Basically, many of today’s most successful startups have found their niches not simply by creating massive productivity gains (which often involve the introduction of more automation and algorithms) but by recruiting plenty of human beings to share in the day-to-day work. The term for this phenomenon used to be the “sharing economy,” although publications like The Wall Street Journal have recently floated alternatives like “New Infrastructure.”

It’s an interesting approach if only because enlisting help from users and the community has enabled smaller firms to compete with much larger, entrenched incumbents, whether that means hotels (in the case of AirBnb) or taxi and delivery services (in the case of ridesharing apps). For small businesses outside of Silicon Valley, there is perhaps something to be learned from how high-profile startups have made the most of what’s available to them.

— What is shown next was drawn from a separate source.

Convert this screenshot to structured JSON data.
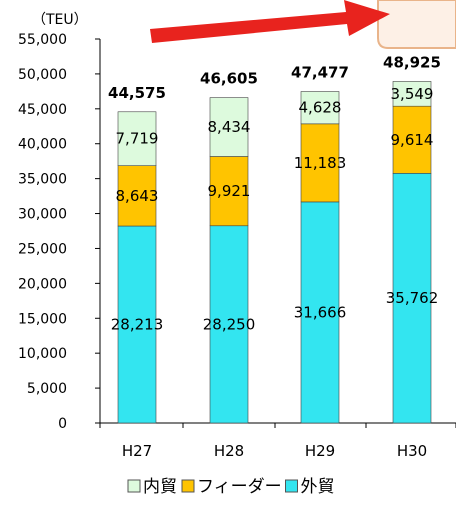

From there, that infrastructure contributes to the development of algorithms and machine learning. Delivery routes, customer advertising preferences, etc. can be further optimized to grow revenue and profit. Ultimately, however, there has to be incentive for stakeholders (i.e. employees, contractors and customers) to participate.

Mixing technology and incentives
More specifically, businesses can succeed if they have a strong technological base upon which they can build and promote incentives for participation. The base starts with strong video, voice and data connectivity that supports everything from video conferencing for collaboration to cloud backups.

Ridesharing services have done this through measures such as surge pricing, whereby prices are higher during times of high demand in order to encourage more drivers to get on the road. Softer versions of such incentives can also come in the form of gamification, such as the various badges that Foursquare once awarded to active users that helped build the service’s database of restaurants, stores and other venues.